Not only black people were slaves, and not only blacks were sold into slavery by black slave traders. White people also enslaved other white people in early America back in the day when they could get away with it. Here are the promotional blurbs for White Cargo and They Were White and They Were Slaves republished verbatim from Amazon:
WHITE CARGO – The Forgotten History of Britain’s White Slaves in America
White Cargo is the forgotten story of the thousands of Britons who lived and died in bondage in Britain’s American colonies.
In the seventeenth and eighteenth centuries, more than 300,000 white people were shipped to America as slaves. Urchins were swept up from London’s streets to labor in the tobacco fields, where life expectancy was no more than two years. Brothels were raided to provide “breeders” for Virginia. Hopeful migrants were duped into signing as indentured servants, unaware they would become personal property who could be bought, sold, and even gambled away. Transported convicts were paraded for sale like livestock.
Drawing on letters crying for help, diaries, and court and government archives, Don Jordan and Michael Walsh demonstrate that the brutalities usually associated with black slavery alone were perpetrated on whites throughout British rule. The trade ended with American independence, but the British still tried to sell convicts in their former colonies, which prompted one of the most audacious plots in Anglo-American history.
This is a saga of exploration and cruelty spanning 170 years that has been submerged under the overwhelming memory of black slavery. White Cargo brings the brutal, uncomfortable story to the surface.

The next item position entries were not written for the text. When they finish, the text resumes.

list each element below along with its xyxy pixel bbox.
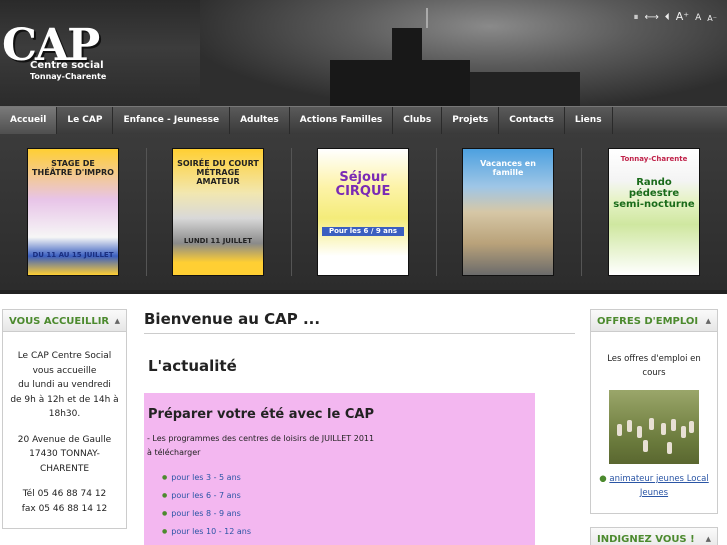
link-text: Jeunes (639, 488, 669, 498)
text-line: 18h30. (48, 409, 81, 419)
nav-item-liens[interactable]: Liens (565, 107, 613, 134)
header-banner: CAP Centre social Tonnay-Charente ⏸ ⟷ ⏴ … (0, 0, 727, 106)
link-text: animateur jeunes Local (609, 474, 709, 484)
logo-town: Tonnay-Charente (30, 72, 107, 81)
poster-court-metrage[interactable]: SOIRÉE DU COURT MÉTRAGE AMATEUR LUNDI 11… (172, 148, 264, 276)
page: CAP Centre social Tonnay-Charente ⏸ ⟷ ⏴ … (0, 0, 727, 545)
box-header[interactable]: INDIGNEZ VOUS ! ▲ (591, 528, 717, 545)
font-decrease-button[interactable]: A⁻ (707, 14, 717, 23)
text-line: cours (642, 368, 666, 378)
gallery-divider (146, 148, 147, 276)
phone: Tél 05 46 88 74 12 (22, 489, 107, 499)
main-nav: Accueil Le CAP Enfance - Jeunesse Adulte… (0, 106, 727, 134)
poster-caption: DU 11 AU 15 JUILLET (32, 251, 114, 259)
poster-caption: Pour les 6 / 9 ans (322, 227, 404, 236)
job-offer-link[interactable]: ● animateur jeunes Local Jeunes (591, 464, 717, 500)
poster-rando-pedestre[interactable]: Tonnay-Charente Rando pédestre semi-noct… (608, 148, 700, 276)
nav-item-le-cap[interactable]: Le CAP (57, 107, 114, 134)
text-line: CHARENTE (39, 463, 90, 474)
box-title: OFFRES D'EMPLOI (597, 316, 699, 327)
text-line: 17430 TONNAY- (29, 449, 100, 459)
nav-item-projets[interactable]: Projets (442, 107, 500, 134)
banner-building (470, 72, 580, 106)
box-offres-emploi: OFFRES D'EMPLOI ▲ Les offres d'emploi en… (590, 309, 718, 514)
main-content: Bienvenue au CAP ... L'actualité Prépare… (144, 306, 575, 545)
text-line: 20 Avenue de Gaulle (17, 434, 112, 445)
gallery-divider (291, 148, 292, 276)
collapse-icon[interactable]: ▲ (115, 317, 120, 325)
box-indignez-vous: INDIGNEZ VOUS ! ▲ (590, 527, 718, 545)
address: 20 Avenue de Gaulle 17430 TONNAY- CHAREN… (3, 433, 126, 477)
text-line: à télécharger (147, 448, 201, 457)
box-body: Le CAP Centre Social vous accueille du l… (3, 332, 126, 516)
download-link[interactable]: pour les 6 - 7 ans (162, 487, 535, 505)
box-vous-accueillir: VOUS ACCUEILLIR ▲ Le CAP Centre Social v… (2, 309, 127, 529)
box-header[interactable]: VOUS ACCUEILLIR ▲ (3, 310, 126, 332)
header-tools: ⏸ ⟷ ⏴ A⁺ A A⁻ (633, 10, 717, 23)
text-line: de 9h à 12h et de 14h à (10, 394, 119, 405)
phone-numbers: Tél 05 46 88 74 12 fax 05 46 88 14 12 (3, 487, 126, 516)
prev-icon[interactable]: ⏴ (665, 12, 670, 23)
gallery-divider (581, 148, 582, 276)
download-link[interactable]: pour les 8 - 9 ans (162, 505, 535, 523)
section-heading: L'actualité (148, 357, 237, 375)
poster-title: Vacances en famille (480, 159, 536, 177)
download-link[interactable]: pour les 3 - 5 ans (162, 469, 535, 487)
nav-item-adultes[interactable]: Adultes (230, 107, 290, 134)
poster-gallery: STAGE DE THÉÂTRE D'IMPRO DU 11 AU 15 JUI… (0, 134, 727, 294)
page-title: Bienvenue au CAP ... (144, 306, 575, 334)
opening-hours: Le CAP Centre Social vous accueille du l… (3, 349, 126, 422)
poster-title: STAGE DE THÉÂTRE D'IMPRO (32, 159, 114, 177)
poster-title: Rando pédestre semi-nocturne (613, 177, 695, 210)
poster-caption: Tonnay-Charente (620, 155, 688, 163)
nav-item-contacts[interactable]: Contacts (499, 107, 565, 134)
font-increase-button[interactable]: A⁺ (676, 10, 689, 23)
poster-sejour-cirque[interactable]: Séjour CIRQUE Pour les 6 / 9 ans (317, 148, 409, 276)
download-link[interactable]: pour les 10 - 12 ans (162, 523, 535, 541)
download-list: pour les 3 - 5 ans pour les 6 - 7 ans po… (144, 460, 535, 541)
font-reset-button[interactable]: A (695, 13, 701, 23)
poster-title: Séjour CIRQUE (335, 170, 391, 199)
nav-item-enfance-jeunesse[interactable]: Enfance - Jeunesse (113, 107, 231, 134)
banner-cross (426, 8, 428, 28)
fax: fax 05 46 88 14 12 (21, 503, 108, 514)
gallery-divider (436, 148, 437, 276)
toggle-width-icon[interactable]: ⟷ (644, 12, 658, 23)
group-photo (609, 390, 699, 464)
article-title[interactable]: Préparer votre été avec le CAP (144, 393, 535, 422)
box-text: Les offres d'emploi en cours (591, 332, 717, 380)
poster-caption: LUNDI 11 JUILLET (183, 237, 253, 245)
text-line: vous accueille (32, 365, 97, 376)
text-line: Le CAP Centre Social (17, 351, 112, 361)
text-line: - Les programmes des centres de loisirs … (147, 434, 375, 443)
text-line: Les offres d'emploi en (607, 354, 701, 364)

They Were White and They Were Slaves is a thoroughly researched challenge to the conventional historiography of colonial and industrial labor, a stunning journey into a hidden epoch, the slave trade of Whites, hundreds of thousands of whom were kidnapped, chained, whipped and worked to death in the American colonies and during the Industrial Revolution. This is a chronicle that has never been fully told, part of a vital heritage that has until now comprised the dustiest shelf in the darkest corner of suppressed history.